しかしですね、ロマック選手もマクブライド選手もムーア選手も、揃いも揃って皆さん白人なのですね。白人は嫌とか言いますと排外主義的とか人種差別的とかと誤解されかねないですけれども、これまでくどくどと書き続けてきた理由により、僕はあんまり、というか全くもって期待しておりません。
むしろ、野手の補強は必要ないのではないだろうか?とさえ考えています。
それこそグリエル選手が弟を連れ立って再び入団するとかともなれば話は別ですが、今のベイスターズが貧打で苦しんでいるのは、これだけ揃いも揃って打てないとなると個々人の問題というよりはチーム全体の指揮系統の問題ではないかと考えておりますので、ですから1人バッターを連れてきた所でどうにかなるような話ではない、と考えております。
むしろ、バッターに1億円も費やすのであれば、そのお金でどこからか腕の立つ打撃コーチでも連れて来てくれたほうがよっぽどチームの為になると考えています。
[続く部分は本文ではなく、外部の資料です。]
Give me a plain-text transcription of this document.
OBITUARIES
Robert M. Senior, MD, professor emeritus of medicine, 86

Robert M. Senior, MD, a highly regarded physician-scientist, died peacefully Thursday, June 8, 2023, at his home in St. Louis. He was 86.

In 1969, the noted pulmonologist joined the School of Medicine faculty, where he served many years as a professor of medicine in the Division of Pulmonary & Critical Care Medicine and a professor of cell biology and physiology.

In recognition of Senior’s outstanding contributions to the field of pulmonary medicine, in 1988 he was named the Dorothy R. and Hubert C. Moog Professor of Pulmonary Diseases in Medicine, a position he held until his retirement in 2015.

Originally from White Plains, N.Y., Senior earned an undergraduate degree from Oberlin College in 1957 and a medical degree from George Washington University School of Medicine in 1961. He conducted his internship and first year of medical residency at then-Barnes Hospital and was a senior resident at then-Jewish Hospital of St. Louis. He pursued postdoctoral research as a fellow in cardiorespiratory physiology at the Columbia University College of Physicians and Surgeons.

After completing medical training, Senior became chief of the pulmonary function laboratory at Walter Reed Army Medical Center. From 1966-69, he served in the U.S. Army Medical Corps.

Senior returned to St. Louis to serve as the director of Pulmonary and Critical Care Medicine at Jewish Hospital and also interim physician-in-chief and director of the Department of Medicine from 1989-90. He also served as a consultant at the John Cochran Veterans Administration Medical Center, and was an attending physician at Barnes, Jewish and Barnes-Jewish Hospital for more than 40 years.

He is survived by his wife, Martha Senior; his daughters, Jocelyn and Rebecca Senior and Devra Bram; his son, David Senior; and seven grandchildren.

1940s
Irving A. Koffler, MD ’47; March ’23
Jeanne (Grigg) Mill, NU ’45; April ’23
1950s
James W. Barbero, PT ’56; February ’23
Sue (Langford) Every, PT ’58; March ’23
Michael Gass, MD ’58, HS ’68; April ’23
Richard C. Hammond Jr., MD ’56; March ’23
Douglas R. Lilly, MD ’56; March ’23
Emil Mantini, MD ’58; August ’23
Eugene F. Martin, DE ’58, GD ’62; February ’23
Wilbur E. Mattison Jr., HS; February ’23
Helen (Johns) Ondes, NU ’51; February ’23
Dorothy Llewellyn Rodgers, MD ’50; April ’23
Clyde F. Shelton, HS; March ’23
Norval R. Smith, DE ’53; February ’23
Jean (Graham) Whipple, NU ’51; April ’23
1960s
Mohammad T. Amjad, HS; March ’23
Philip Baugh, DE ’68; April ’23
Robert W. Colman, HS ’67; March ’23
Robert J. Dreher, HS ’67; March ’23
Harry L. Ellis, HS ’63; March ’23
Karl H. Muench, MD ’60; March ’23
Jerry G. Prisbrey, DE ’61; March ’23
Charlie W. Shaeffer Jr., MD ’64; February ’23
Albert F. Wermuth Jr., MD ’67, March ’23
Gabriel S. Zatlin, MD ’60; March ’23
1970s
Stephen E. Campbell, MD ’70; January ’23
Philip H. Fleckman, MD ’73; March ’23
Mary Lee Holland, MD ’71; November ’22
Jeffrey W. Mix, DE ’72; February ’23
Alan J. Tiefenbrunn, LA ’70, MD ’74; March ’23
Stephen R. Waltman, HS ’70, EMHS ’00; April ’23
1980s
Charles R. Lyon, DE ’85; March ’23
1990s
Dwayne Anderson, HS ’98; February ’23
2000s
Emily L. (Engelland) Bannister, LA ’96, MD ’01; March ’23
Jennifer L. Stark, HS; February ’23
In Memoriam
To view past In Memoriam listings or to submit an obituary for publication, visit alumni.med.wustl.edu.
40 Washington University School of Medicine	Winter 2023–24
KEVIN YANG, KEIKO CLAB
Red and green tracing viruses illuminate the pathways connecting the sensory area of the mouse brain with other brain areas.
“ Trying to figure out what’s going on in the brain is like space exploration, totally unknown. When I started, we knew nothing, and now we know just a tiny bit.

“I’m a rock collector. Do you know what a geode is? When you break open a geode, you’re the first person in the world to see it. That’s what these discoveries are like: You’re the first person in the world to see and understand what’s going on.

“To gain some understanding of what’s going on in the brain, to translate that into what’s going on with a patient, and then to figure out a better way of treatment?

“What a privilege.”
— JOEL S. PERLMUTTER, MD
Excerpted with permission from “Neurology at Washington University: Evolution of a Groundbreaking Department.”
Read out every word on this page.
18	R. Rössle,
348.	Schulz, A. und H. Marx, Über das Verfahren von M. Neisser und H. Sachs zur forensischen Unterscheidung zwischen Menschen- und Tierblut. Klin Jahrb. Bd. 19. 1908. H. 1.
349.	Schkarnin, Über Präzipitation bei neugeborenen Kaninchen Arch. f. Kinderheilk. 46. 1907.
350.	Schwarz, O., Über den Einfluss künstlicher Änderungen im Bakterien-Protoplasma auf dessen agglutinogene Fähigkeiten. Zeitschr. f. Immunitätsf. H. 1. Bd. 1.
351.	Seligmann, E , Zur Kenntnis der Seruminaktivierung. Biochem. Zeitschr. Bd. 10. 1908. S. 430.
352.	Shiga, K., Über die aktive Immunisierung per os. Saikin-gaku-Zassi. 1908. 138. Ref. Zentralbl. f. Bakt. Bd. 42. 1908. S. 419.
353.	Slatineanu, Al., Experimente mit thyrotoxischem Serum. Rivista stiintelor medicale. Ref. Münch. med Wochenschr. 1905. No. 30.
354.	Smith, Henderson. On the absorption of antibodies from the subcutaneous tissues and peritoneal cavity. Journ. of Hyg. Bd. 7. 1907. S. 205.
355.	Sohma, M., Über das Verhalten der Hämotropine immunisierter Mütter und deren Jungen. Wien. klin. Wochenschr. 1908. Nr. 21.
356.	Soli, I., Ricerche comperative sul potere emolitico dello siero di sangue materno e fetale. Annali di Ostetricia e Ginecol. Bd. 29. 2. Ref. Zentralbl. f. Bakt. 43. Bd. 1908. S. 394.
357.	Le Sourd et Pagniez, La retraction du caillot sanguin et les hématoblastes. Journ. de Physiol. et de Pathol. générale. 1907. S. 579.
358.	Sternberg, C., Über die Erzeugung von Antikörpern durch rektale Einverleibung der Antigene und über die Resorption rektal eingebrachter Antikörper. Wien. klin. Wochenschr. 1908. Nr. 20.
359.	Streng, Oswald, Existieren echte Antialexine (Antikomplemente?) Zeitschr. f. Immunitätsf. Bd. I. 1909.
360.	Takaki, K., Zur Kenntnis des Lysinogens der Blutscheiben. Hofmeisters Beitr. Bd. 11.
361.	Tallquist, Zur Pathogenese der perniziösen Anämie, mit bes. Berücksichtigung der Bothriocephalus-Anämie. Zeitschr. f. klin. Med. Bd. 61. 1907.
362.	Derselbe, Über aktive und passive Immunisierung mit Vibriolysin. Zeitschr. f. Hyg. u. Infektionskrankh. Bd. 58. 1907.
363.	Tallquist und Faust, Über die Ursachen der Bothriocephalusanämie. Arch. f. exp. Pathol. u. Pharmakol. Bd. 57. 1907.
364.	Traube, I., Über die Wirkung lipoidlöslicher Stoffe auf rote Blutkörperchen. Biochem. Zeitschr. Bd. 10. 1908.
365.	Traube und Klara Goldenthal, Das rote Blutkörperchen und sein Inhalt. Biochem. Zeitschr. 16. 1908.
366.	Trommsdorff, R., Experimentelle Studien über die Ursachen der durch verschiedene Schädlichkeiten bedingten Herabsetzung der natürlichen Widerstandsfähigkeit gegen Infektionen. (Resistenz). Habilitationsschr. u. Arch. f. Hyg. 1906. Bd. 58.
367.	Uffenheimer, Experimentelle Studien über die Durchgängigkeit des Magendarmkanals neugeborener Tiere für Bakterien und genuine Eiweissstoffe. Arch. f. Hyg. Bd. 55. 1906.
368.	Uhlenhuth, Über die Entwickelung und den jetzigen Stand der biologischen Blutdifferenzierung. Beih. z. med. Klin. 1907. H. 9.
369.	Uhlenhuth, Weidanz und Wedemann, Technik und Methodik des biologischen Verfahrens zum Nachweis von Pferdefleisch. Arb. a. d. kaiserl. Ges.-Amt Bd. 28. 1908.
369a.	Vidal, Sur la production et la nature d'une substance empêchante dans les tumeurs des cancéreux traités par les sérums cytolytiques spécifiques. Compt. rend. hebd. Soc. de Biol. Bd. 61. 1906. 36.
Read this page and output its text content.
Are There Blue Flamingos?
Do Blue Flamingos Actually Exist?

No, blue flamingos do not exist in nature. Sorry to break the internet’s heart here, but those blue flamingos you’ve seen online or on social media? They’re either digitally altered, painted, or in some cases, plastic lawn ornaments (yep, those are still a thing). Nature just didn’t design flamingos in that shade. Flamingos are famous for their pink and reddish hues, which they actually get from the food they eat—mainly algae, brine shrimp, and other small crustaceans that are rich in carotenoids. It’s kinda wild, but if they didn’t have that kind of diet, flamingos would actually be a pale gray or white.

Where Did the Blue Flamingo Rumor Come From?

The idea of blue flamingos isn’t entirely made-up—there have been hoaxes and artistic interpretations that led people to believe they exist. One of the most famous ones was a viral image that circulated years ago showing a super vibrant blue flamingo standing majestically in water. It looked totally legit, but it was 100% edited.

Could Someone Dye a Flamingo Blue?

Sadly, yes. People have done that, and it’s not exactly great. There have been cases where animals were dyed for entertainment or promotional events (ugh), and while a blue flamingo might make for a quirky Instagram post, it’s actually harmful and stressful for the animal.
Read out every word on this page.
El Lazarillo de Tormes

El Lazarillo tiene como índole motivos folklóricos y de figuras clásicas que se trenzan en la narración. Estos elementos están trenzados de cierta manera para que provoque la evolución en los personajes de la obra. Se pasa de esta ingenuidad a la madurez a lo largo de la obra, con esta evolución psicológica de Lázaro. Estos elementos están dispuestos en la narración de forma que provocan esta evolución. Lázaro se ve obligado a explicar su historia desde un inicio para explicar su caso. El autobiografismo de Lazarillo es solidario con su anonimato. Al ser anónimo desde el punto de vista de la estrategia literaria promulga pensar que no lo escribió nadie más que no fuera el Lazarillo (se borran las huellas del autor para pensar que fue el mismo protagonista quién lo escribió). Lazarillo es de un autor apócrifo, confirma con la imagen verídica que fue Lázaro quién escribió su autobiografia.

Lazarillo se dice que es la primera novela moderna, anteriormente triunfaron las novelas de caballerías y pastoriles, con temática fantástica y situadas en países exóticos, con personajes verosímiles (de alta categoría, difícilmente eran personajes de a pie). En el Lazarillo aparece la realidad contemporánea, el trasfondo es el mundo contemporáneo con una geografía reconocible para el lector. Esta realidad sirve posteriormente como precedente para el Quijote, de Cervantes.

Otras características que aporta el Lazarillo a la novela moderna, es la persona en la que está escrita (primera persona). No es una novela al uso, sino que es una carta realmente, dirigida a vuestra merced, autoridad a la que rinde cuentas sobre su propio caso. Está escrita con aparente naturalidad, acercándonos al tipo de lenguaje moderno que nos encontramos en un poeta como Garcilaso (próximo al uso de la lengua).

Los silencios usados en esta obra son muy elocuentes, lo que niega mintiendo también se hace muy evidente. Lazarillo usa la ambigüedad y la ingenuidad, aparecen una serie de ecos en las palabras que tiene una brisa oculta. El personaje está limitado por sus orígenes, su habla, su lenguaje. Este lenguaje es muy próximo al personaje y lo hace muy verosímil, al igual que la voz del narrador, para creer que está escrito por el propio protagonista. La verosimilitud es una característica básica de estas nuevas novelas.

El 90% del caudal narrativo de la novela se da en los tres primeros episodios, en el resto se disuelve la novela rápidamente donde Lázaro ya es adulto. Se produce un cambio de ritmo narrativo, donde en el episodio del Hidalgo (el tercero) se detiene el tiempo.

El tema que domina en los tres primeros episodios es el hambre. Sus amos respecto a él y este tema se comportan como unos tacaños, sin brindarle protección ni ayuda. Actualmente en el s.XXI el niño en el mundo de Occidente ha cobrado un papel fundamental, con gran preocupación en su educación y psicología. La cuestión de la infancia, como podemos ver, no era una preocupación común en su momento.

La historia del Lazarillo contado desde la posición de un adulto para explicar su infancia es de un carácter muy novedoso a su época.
1億円も出せば相当な力量のコーチを呼べそうですし、その波及効果がチーム全体に及べば、それこそが今のベイスターズが必要としている事なのではないでしょうか。
というわけですので、決して歓迎しないわけでは無いのだけれども、でもまぁ再考を促したいのが本音である、と申し上げて本日のブログとさせて頂きたいと思います。